Indicted lobbyist helped get work for firm founded by Ehrlich adviser, testimony says
By Andrew A. Green
Sun reporter
Originally published October 7, 2005
Indicted lobbyist Jack Abramoff "strongly recommended" that Tyco International give more than $2 million in contracts to a company founded by Gov. Robert L. Ehrlich Jr.'s current deputy chief of staff while he was on the state payroll, according to testimony to Congress.
The deputy, Edward B. Miller, was the sole owner of Grassroots Interactive, a company that produced "false or misleading" reports to cover up Abramoff's use of the firm to divert money for his own purposes, according to written testimony from Timothy E. Flanigan, a former general counsel to Tyco Inc. and a Bush nominee to be deputy attorney general.
The diversion was "a major fraud," Flanigan said in a written statement released yesterday by the U.S. Senate Judiciary Committee, which is considering his confirmation.
Miller founded Grassroots in May 2003, a month after he began work as a senior official in the state Department of Business and Economic Development. He was promoted to deputy chief of staff in the governor's office early last year.
Flanigan said Tyco paid Grassroots $2 million "in the spring of 2003" for a national lobbying campaign. Despite assurances from Greenberg Traurig, the law firm that employed Abramoff at the time, that the lobbyist had no ownership or other special interest in Grassroots, Abramoff was able to divert at least $1.5 million of the contracts to entities he controlled, Flanigan said.
"I was shocked and disappointed when I learned that these representations were inaccurate," Flanigan said.
Since then, Abramoff has been indicted on charges that he faked a $23 million wire transfer to defraud lenders in his effort to buy a casino boat company in Florida. He has close ties to Rep. Tom DeLay, who resigned as House Majority Leader last week after he was indicted on charges of campaign finance law violations in Texas.
Miller, through a spokesman, declined to comment yesterday. After earlier Flanigan testimony, an Ehrlich spokesman said Miller was "a valuable member of the team" and had been cooperating with federal investigators for more than a year.
Grassroots received a subpoena last year from a federal grand jury investigating Abramoff's work on behalf of Indian tribes and other matters.
Miller's connections to the governor date back at least 15 years, when he helped work on Ehrlich's 1990 re-election campaign to the state House of Delegates. Both are graduates of the Gilman School.
"I've always felt that his perspective was refreshing. He was energetic and he had a wonderful take on the political system," Miller said in a November 2003 article in the Baltimore Jewish Times.
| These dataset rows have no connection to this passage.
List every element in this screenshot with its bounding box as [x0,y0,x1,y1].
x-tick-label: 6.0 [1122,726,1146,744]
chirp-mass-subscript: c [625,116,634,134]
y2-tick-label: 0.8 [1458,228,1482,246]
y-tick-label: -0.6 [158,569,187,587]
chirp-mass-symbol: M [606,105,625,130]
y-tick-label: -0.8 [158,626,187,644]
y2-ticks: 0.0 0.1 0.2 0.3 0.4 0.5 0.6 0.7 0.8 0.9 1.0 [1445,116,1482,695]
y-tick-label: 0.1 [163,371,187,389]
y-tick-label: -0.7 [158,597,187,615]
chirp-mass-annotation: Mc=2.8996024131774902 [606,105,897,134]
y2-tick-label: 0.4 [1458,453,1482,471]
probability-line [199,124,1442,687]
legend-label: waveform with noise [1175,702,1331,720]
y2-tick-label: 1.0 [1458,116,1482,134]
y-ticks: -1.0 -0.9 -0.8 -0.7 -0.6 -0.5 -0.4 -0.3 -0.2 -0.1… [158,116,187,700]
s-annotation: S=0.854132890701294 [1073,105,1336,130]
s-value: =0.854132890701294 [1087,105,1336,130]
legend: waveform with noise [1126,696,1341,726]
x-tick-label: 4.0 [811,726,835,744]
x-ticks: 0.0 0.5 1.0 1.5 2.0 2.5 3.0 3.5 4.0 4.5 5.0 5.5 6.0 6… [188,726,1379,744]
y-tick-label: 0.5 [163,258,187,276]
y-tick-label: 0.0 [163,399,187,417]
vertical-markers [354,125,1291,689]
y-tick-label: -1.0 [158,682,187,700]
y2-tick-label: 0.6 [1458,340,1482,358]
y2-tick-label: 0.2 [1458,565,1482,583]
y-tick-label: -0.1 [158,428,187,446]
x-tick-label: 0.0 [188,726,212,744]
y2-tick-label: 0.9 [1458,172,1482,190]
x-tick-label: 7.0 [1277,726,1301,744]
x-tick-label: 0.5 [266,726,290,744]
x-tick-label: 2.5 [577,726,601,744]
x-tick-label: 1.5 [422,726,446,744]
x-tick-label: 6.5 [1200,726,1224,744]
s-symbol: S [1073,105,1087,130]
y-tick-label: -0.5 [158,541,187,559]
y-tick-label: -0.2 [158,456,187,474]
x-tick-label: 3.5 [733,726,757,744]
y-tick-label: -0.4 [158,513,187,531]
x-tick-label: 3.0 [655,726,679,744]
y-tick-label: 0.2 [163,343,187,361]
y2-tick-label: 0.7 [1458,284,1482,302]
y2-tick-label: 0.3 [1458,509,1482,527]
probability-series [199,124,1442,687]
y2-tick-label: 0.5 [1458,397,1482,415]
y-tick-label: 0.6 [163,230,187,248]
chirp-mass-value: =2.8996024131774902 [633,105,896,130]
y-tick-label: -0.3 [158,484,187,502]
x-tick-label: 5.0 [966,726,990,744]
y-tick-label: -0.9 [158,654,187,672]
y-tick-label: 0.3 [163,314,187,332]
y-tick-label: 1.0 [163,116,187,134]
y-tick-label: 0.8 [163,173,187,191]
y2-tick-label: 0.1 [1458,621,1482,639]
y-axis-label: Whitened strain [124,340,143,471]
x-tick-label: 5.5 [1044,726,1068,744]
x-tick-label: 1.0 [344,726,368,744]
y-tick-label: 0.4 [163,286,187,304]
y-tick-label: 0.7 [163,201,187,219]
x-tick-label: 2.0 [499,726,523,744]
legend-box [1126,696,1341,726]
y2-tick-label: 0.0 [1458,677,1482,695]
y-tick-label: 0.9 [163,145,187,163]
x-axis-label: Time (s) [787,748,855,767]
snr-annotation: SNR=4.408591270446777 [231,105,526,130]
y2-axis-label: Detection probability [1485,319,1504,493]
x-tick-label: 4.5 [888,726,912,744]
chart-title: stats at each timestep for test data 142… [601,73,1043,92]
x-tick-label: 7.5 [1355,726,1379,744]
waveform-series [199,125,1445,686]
Flanigan's testimony, a follow-up to his previous answers to senators' questions about the Grassroots deal, provides new details about Abramoff's connection to the firm and the work it was supposed to have done for Tyco.
According to state business incorporation documents and financial disclosure statements, Miller founded Grassroots with a $10,000 investment in May 2003, just weeks after he started work for the state. Around that time, Flanigan testified, he was introduced to Abramoff and retained him as a lobbyist.
Abramoff and his firm persuaded Tyco to hire Grassroots for a lobbying effort to protect tax breaks the company received as an offshore corporation based in Bermuda.
"The firm's recommendation of Grassroots Interactive carried great weight with us," Flanigan testified. "Greenberg Traurig vouched for the integrity and effectiveness of the Grassroots Interactive team based on their prior interactions with those specific individuals in projects like the one proposed for Tyco."
Tyco paid Grassroots to promote its position that not all offshore companies were seeking to avoid U.S. taxes, Flanigan said. Grassroots was also supposed to coordinate efforts with advocacy groups who shared Tyco's views and to arrange for radio ads supportive of the company's position.
"There was nothing at the time in Tyco's relationship with the Greenberg Traurig team working on our matter to suggest that anything was amiss, much less that a major fraud was about to be committed by the lead partner on the Tyco engagement," Flanigan said.
In September 2003, according to state documents, Miller sold Grassroots for $10,000 to Samuel Hook, an associate of Abramoff's from Greenberg Traurig who has also been questioned by federal investigators.
According to Flanigan, Tyco paid Grassroots another $75,000 for a lobbying campaign in California in the fall of 2003.
In November, Miller became chief of staff at the state department of Business and Economic Development. In January 2004, Ehrlich tapped him for his current job, in which he oversees several state agencies.
Three months later, Greenberg Traurig officials contacted Flanigan to inform him that the firm had conducted an internal investigation and found that Abramoff had used Grassroots to launder about $1.5 million in Tyco money, which he diverted to accounts he controlled, the nominee testified.
Greenberg Traurig agreed to repay Tyco that sum after learning they "were apparently deceived" by Abramoff, Flanigan said.
Prior to that, he said, he had no idea that the payments to Grassroots had been diverted, in part because he had requested and received written descriptions from Grassroots about the activities it conducted on Tyco's behalf.
"Some of those descriptions were evidently false or misleading as to the extent and value of services actually provided," Flanigan said.